Oppressed by his thoughts,
he sought the obscurity and peace of his bedroom; but they were not
complete. The distant sounds of the concert reached his ear, faint
indeed, but still disturbing. Neither did he feel very safe in there;
for that sentiment depends not on extraneous circumstances but on our
inward conviction. He did not attempt to go to sleep; he did not even
unbutton the top button of his tunic. He sat in a chair and mused.
Formerly, in solitude and in silence, he had been used to think clearly
and sometimes even profoundly, seeing life outside the flattering
optical delusion of everlasting hope, of conventional self-deceptions,
of an ever-expected happiness. But now he was troubled; a light veil
seemed to hang before his mental vision; the awakening of a tenderness,
indistinct and confused as yet, towards an unknown woman.

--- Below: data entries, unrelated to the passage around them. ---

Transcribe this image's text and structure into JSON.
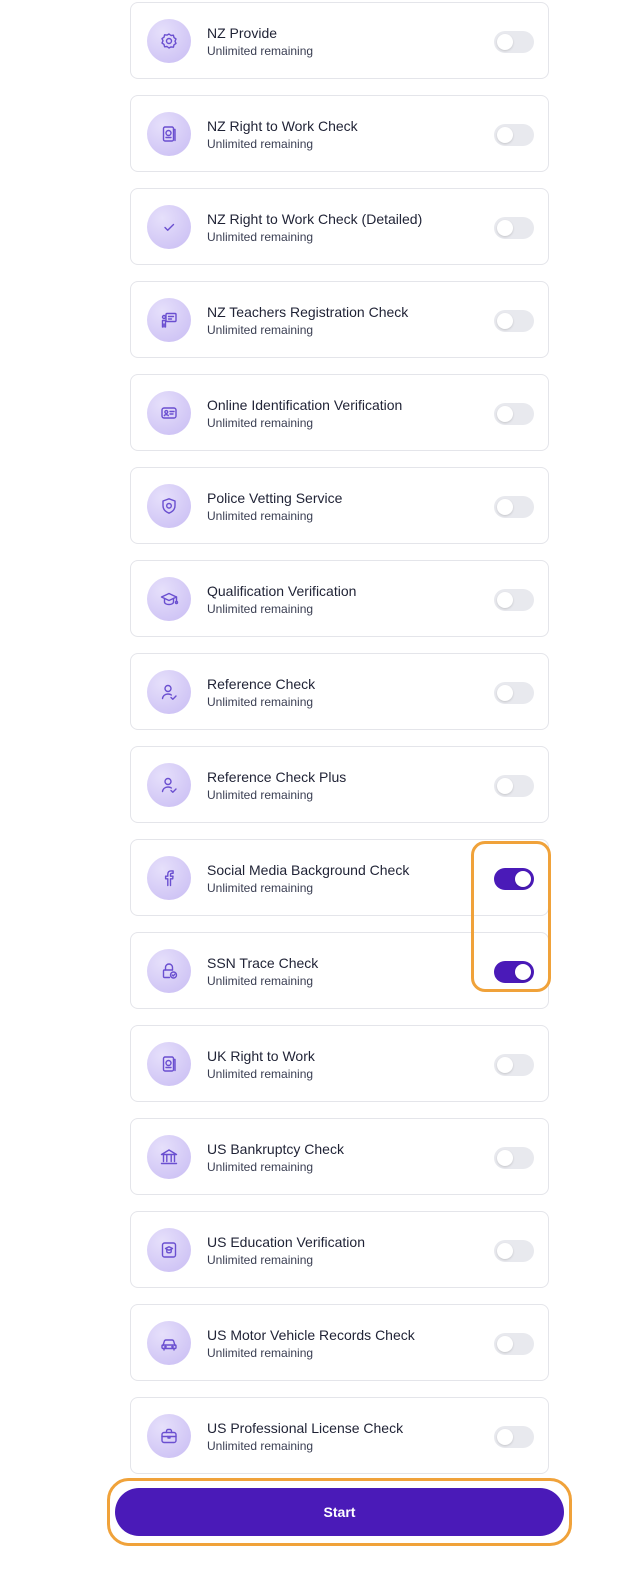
{
  "checks": [
    {
      "title": "NZ Provide",
      "subtitle": "Unlimited remaining",
      "icon": "badge-icon",
      "enabled": false
    },
    {
      "title": "NZ Right to Work Check",
      "subtitle": "Unlimited remaining",
      "icon": "passport-icon",
      "enabled": false
    },
    {
      "title": "NZ Right to Work Check (Detailed)",
      "subtitle": "Unlimited remaining",
      "icon": "check-icon",
      "enabled": false
    },
    {
      "title": "NZ Teachers Registration Check",
      "subtitle": "Unlimited remaining",
      "icon": "teacher-board-icon",
      "enabled": false
    },
    {
      "title": "Online Identification Verification",
      "subtitle": "Unlimited remaining",
      "icon": "id-card-icon",
      "enabled": false
    },
    {
      "title": "Police Vetting Service",
      "subtitle": "Unlimited remaining",
      "icon": "police-badge-icon",
      "enabled": false
    },
    {
      "title": "Qualification Verification",
      "subtitle": "Unlimited remaining",
      "icon": "graduation-cap-icon",
      "enabled": false
    },
    {
      "title": "Reference Check",
      "subtitle": "Unlimited remaining",
      "icon": "user-check-icon",
      "enabled": false
    },
    {
      "title": "Reference Check Plus",
      "subtitle": "Unlimited remaining",
      "icon": "user-check-icon",
      "enabled": false
    },
    {
      "title": "Social Media Background Check",
      "subtitle": "Unlimited remaining",
      "icon": "facebook-icon",
      "enabled": true
    },
    {
      "title": "SSN Trace Check",
      "subtitle": "Unlimited remaining",
      "icon": "lock-check-icon",
      "enabled": true
    },
    {
      "title": "UK Right to Work",
      "subtitle": "Unlimited remaining",
      "icon": "passport-icon",
      "enabled": false
    },
    {
      "title": "US Bankruptcy Check",
      "subtitle": "Unlimited remaining",
      "icon": "bank-icon",
      "enabled": false
    },
    {
      "title": "US Education Verification",
      "subtitle": "Unlimited remaining",
      "icon": "education-doc-icon",
      "enabled": false
    },
    {
      "title": "US Motor Vehicle Records Check",
      "subtitle": "Unlimited remaining",
      "icon": "car-icon",
      "enabled": false
    },
    {
      "title": "US Professional License Check",
      "subtitle": "Unlimited remaining",
      "icon": "briefcase-icon",
      "enabled": false
    }
  ],
  "start_label": "Start",
  "colors": {
    "accent": "#4a1ab8",
    "highlight": "#f0a23a",
    "toggle_off": "#e8e9ee",
    "icon_stroke": "#6a4fd0"
  }
}
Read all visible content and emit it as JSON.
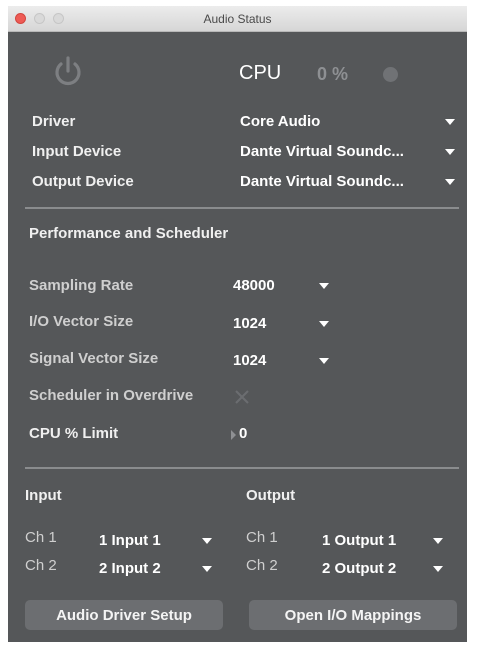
{
  "window": {
    "title": "Audio Status"
  },
  "header": {
    "cpu_label": "CPU",
    "cpu_value": "0 %"
  },
  "devices": {
    "driver_label": "Driver",
    "driver_value": "Core Audio",
    "input_label": "Input Device",
    "input_value": "Dante Virtual Soundc...",
    "output_label": "Output Device",
    "output_value": "Dante Virtual Soundc..."
  },
  "performance": {
    "heading": "Performance and Scheduler",
    "sampling_rate_label": "Sampling Rate",
    "sampling_rate_value": "48000",
    "io_vector_label": "I/O Vector Size",
    "io_vector_value": "1024",
    "signal_vector_label": "Signal Vector Size",
    "signal_vector_value": "1024",
    "overdrive_label": "Scheduler in Overdrive",
    "cpu_limit_label": "CPU % Limit",
    "cpu_limit_value": "0"
  },
  "io": {
    "input_heading": "Input",
    "output_heading": "Output",
    "inputs": [
      {
        "ch": "Ch 1",
        "value": "1 Input 1"
      },
      {
        "ch": "Ch 2",
        "value": "2 Input 2"
      }
    ],
    "outputs": [
      {
        "ch": "Ch 1",
        "value": "1 Output 1"
      },
      {
        "ch": "Ch 2",
        "value": "2 Output 2"
      }
    ]
  },
  "buttons": {
    "driver_setup": "Audio Driver Setup",
    "io_mappings": "Open I/O Mappings"
  }
}
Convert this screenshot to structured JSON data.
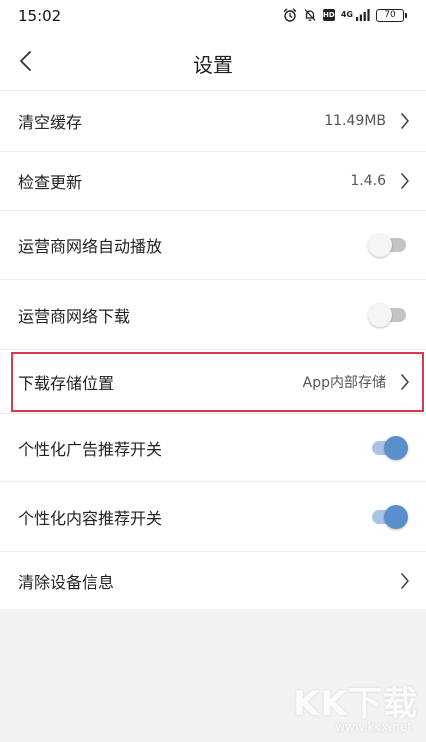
{
  "status_bar": {
    "time": "15:02",
    "network": "4G",
    "battery": "70"
  },
  "header": {
    "title": "设置"
  },
  "settings": [
    {
      "label": "清空缓存",
      "value": "11.49MB",
      "kind": "link"
    },
    {
      "label": "检查更新",
      "value": "1.4.6",
      "kind": "link"
    },
    {
      "label": "运营商网络自动播放",
      "kind": "toggle",
      "on": false
    },
    {
      "label": "运营商网络下载",
      "kind": "toggle",
      "on": false
    },
    {
      "label": "下载存储位置",
      "value": "App内部存储",
      "kind": "link",
      "highlighted": true
    },
    {
      "label": "个性化广告推荐开关",
      "kind": "toggle",
      "on": true
    },
    {
      "label": "个性化内容推荐开关",
      "kind": "toggle",
      "on": true
    },
    {
      "label": "清除设备信息",
      "value": "",
      "kind": "link"
    }
  ],
  "watermark": {
    "logo": "KK下载",
    "url": "www.kkx.net"
  },
  "colors": {
    "toggle_on": "#5b8fcc",
    "toggle_on_track": "#a9c3e3",
    "toggle_off_track": "#c4c4c4",
    "highlight": "#d93a4d"
  }
}
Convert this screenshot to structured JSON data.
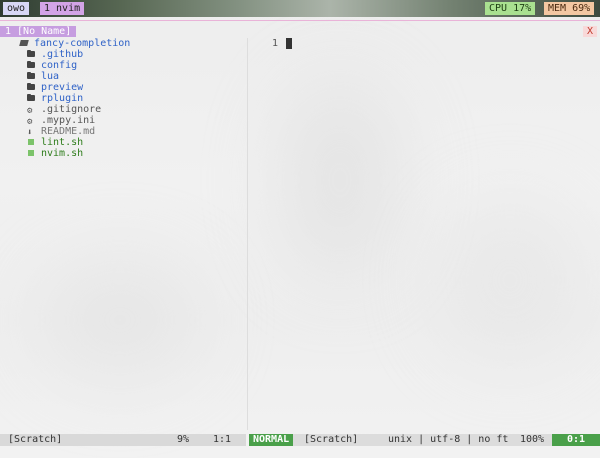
{
  "tmux": {
    "session": "owo",
    "window": "1 nvim",
    "cpu": "CPU 17%",
    "mem": "MEM 69%"
  },
  "tabline": {
    "active_tab": "1 [No Name]",
    "close": "X"
  },
  "tree": {
    "root": "fancy-completion",
    "items": [
      {
        "name": ".github",
        "type": "dir"
      },
      {
        "name": "config",
        "type": "dir"
      },
      {
        "name": "lua",
        "type": "dir"
      },
      {
        "name": "preview",
        "type": "dir"
      },
      {
        "name": "rplugin",
        "type": "dir"
      },
      {
        "name": ".gitignore",
        "type": "config"
      },
      {
        "name": ".mypy.ini",
        "type": "config"
      },
      {
        "name": "README.md",
        "type": "readme"
      },
      {
        "name": "lint.sh",
        "type": "script"
      },
      {
        "name": "nvim.sh",
        "type": "script"
      }
    ]
  },
  "editor": {
    "line_number": "1"
  },
  "status_left": {
    "name": "[Scratch]",
    "percent": "9%",
    "position": "1:1"
  },
  "status_right": {
    "mode": "NORMAL",
    "name": "[Scratch]",
    "info": "unix | utf-8 | no ft",
    "percent": "100%",
    "position": "0:1"
  },
  "colors": {
    "mode_green": "#4aa04a",
    "tab_purple": "#c69de0",
    "dir_blue": "#2f62c7",
    "script_green": "#2f7d1c"
  }
}
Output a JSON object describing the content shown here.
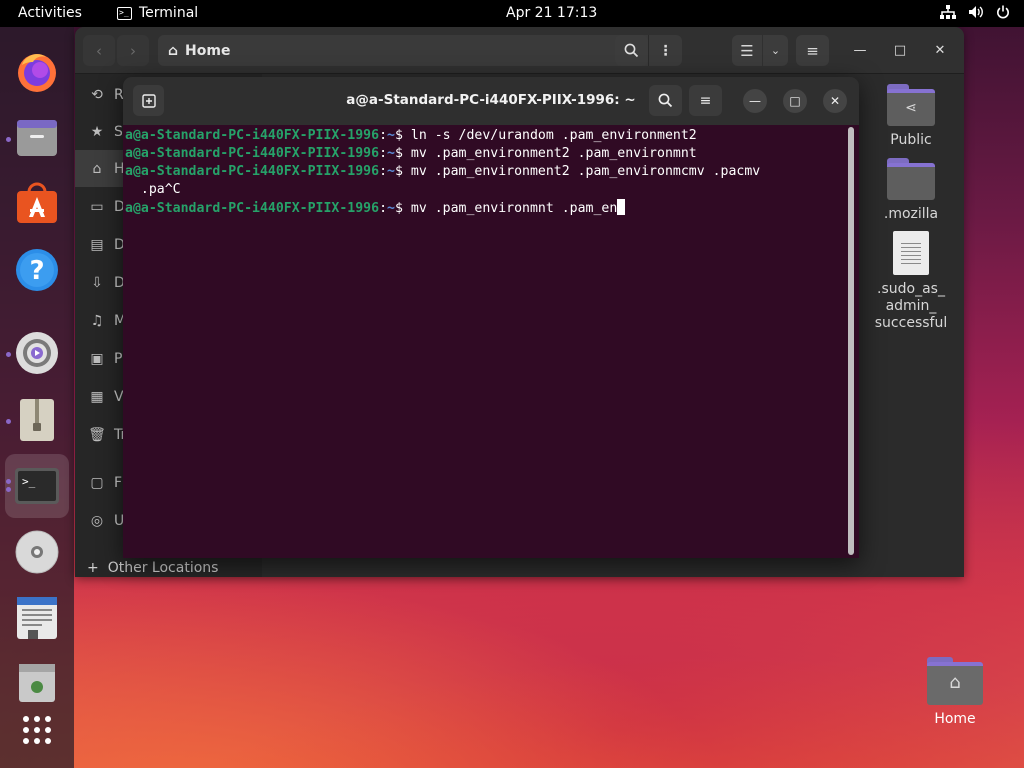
{
  "topbar": {
    "activities": "Activities",
    "app_name": "Terminal",
    "clock": "Apr 21  17:13",
    "tray_network_icon": "network-icon",
    "tray_volume_icon": "volume-icon",
    "tray_power_icon": "power-icon"
  },
  "dock": {
    "items": [
      {
        "name": "firefox",
        "running": false
      },
      {
        "name": "files",
        "running": true
      },
      {
        "name": "app-center",
        "running": false
      },
      {
        "name": "help",
        "running": false
      },
      {
        "name": "settings",
        "running": true
      },
      {
        "name": "archive-manager",
        "running": true
      },
      {
        "name": "terminal",
        "running": true,
        "active": true
      },
      {
        "name": "disc",
        "running": false
      },
      {
        "name": "text-editor",
        "running": false
      },
      {
        "name": "trash",
        "running": false
      },
      {
        "name": "show-apps",
        "running": false
      }
    ]
  },
  "files": {
    "location": "Home",
    "sidebar": {
      "items": [
        {
          "glyph": "⟲",
          "label": "Re"
        },
        {
          "glyph": "★",
          "label": "St"
        },
        {
          "glyph": "⌂",
          "label": "Ho"
        },
        {
          "glyph": "▭",
          "label": "De"
        },
        {
          "glyph": "▤",
          "label": "Do"
        },
        {
          "glyph": "⇩",
          "label": "Do"
        },
        {
          "glyph": "♫",
          "label": "Mu"
        },
        {
          "glyph": "▣",
          "label": "Pi"
        },
        {
          "glyph": "▦",
          "label": "Vi"
        },
        {
          "glyph": "🗑",
          "label": "Tr"
        },
        {
          "glyph": "▢",
          "label": "Fl"
        },
        {
          "glyph": "◎",
          "label": "U"
        }
      ],
      "other_locations": "Other Locations"
    },
    "content": [
      {
        "type": "folder-shared",
        "label": "Public"
      },
      {
        "type": "folder",
        "label": ".mozilla"
      },
      {
        "type": "document",
        "label": ".sudo_as_\nadmin_\nsuccessful"
      }
    ]
  },
  "terminal": {
    "title": "a@a-Standard-PC-i440FX-PIIX-1996: ~",
    "prompt_user": "a@a-Standard-PC-i440FX-PIIX-1996",
    "prompt_path": "~",
    "lines": [
      {
        "cmd": "ln -s /dev/urandom .pam_environment2"
      },
      {
        "cmd": "mv .pam_environment2 .pam_environmnt"
      },
      {
        "cmd": "mv .pam_environment2 .pam_environmcmv .pacmv"
      },
      {
        "continuation": "  .pa^C"
      },
      {
        "cmd": "mv .pam_environmnt .pam_en",
        "cursor": true
      }
    ]
  },
  "desktop": {
    "home_label": "Home"
  },
  "colors": {
    "terminal_bg": "#300a24",
    "prompt_user": "#26a269",
    "prompt_path": "#5a8cd8",
    "accent_folder": "#8672d2"
  }
}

Gradually silence, a real silence, had established itself round him. The
concert was over; the audience had gone; the concert-hall was dark; and
even the Pavilion, where the ladies' orchestra slept after its noisy
labours, showed not a gleam of light. Heyst suddenly felt restless in
all his limbs, as this reaction from the long immobility would not be
denied, he humoured it by passing quietly along the back veranda and out
into the grounds at the side of the house, into the black shadows under
the trees, where the extinguished paper lanterns were gently swinging
their globes like withered fruit.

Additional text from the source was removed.